I've heard that the B-17 is a better-flying bomber than the B-24.

Have you ever flown a Liberator?

Hal


----------



## AZ Jim (Nov 26, 2017)

HiDesertHal said:


> Hey Falcon,
> 
> I've heard that the B-17 is a better-flying bomber than the B-24.
> 
> ...


While you're waiting for Falcon I thought I'd mention that my Dad was building B-24's at Convair in San Diego during the war.  Ironic perhaps that I retired from Convair after 30 years service after my Dad had passed.  He was a assembly worker (hourly) and I left as a Project Administrator.  Dad would have been proud.  The plants where all those B-24's came from (along with scores of subsequent airships) have all been torn out now.  Sad.


----------



## Falcon (Nov 26, 2017)

HiDesertHal said:


> Hey Falcon,
> 
> I've heard that the B-17 is a better-flying bomber than the B-24.
> 
> ...



 No Hal,  I've never flown either one.   Only the  Martin  B-26  Marauder  &  The Douglas  A-26  "Invader.


----------



## RadishRose (Nov 26, 2017)




----------



## HiDesertHal (Nov 26, 2017)

I misunderstood, Falcon...I thought you flew the B-17 Flying Fortress.

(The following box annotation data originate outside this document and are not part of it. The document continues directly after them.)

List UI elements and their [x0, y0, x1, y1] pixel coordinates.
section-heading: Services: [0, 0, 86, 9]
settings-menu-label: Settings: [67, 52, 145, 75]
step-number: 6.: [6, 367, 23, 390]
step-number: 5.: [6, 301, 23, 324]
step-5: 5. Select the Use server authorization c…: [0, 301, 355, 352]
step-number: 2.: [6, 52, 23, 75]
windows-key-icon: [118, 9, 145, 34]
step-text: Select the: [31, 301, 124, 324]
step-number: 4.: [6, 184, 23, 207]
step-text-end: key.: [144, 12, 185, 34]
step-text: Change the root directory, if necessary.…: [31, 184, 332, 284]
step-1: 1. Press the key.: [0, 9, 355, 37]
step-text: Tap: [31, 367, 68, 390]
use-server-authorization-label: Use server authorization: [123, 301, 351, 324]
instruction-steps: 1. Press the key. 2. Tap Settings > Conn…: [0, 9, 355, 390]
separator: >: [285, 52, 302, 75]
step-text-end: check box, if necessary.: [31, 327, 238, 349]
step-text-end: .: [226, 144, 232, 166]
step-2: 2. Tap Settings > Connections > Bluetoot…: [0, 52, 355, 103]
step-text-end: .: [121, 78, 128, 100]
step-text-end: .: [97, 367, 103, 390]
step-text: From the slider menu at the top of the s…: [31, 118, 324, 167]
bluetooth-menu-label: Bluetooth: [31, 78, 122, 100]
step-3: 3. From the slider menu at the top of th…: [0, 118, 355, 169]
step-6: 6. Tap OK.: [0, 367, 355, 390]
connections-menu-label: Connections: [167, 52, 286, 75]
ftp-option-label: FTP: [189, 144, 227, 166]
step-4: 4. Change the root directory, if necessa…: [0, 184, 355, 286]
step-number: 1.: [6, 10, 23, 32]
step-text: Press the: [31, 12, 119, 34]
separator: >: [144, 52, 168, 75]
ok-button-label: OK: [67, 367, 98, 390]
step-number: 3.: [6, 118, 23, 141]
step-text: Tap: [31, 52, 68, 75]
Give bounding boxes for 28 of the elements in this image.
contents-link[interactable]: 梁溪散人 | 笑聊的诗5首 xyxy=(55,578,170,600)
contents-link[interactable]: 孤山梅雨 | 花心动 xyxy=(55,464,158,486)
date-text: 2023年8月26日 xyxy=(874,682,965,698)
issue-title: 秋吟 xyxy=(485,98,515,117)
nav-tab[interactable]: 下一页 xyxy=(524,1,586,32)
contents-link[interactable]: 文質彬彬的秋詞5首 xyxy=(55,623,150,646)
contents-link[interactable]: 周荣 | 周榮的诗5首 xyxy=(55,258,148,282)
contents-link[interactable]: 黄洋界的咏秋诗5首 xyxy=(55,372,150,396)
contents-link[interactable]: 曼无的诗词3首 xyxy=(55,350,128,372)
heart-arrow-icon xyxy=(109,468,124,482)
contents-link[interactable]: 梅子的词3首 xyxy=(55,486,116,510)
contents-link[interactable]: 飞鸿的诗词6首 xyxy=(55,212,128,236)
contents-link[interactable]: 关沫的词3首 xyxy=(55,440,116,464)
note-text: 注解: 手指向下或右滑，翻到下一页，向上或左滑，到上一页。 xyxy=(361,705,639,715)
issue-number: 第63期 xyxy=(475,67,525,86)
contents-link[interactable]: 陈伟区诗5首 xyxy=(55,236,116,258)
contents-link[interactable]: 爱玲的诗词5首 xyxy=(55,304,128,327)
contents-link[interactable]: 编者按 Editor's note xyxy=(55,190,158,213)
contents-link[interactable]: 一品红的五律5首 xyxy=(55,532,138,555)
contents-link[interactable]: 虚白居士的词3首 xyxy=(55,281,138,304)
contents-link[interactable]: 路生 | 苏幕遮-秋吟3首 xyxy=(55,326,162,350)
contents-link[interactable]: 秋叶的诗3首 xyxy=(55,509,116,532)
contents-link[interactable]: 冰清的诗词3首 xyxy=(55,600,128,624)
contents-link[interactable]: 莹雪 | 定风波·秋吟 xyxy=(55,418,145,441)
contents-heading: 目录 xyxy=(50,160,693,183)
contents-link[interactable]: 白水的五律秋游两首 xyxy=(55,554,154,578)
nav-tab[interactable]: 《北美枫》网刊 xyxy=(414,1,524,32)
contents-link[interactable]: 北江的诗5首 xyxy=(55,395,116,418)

Before Boeing bought Douglas Aircraft in 1996, I worked at the same facility in Long Beach, California since 1962.

Boeing now deposits my Pension Checks...223 so far!

Hal


----------



## oldman (Nov 27, 2017)

I flew as a pilot for almost 34 years. I was strictly a Boeing pilot. The only attachment that I had with Airbus was flying on them. I can't even remember being in an Airbus cockpit. It's unbelievable the number of arguments that I have heard over the years between Boeing and Airbus pilots as to which aircraft was the better of the two. Like I said, I never flew an Airbus, so I can't begin to compare the two. I think it would have taken me awhile to get use to a joystick or side-stick over using a yoke. Probably, if it were broken down comparatively, neither one was better than the other.


----------



## ancient mariner (Apr 20, 2018)

My, my, the testosterone is heavy in here.


----------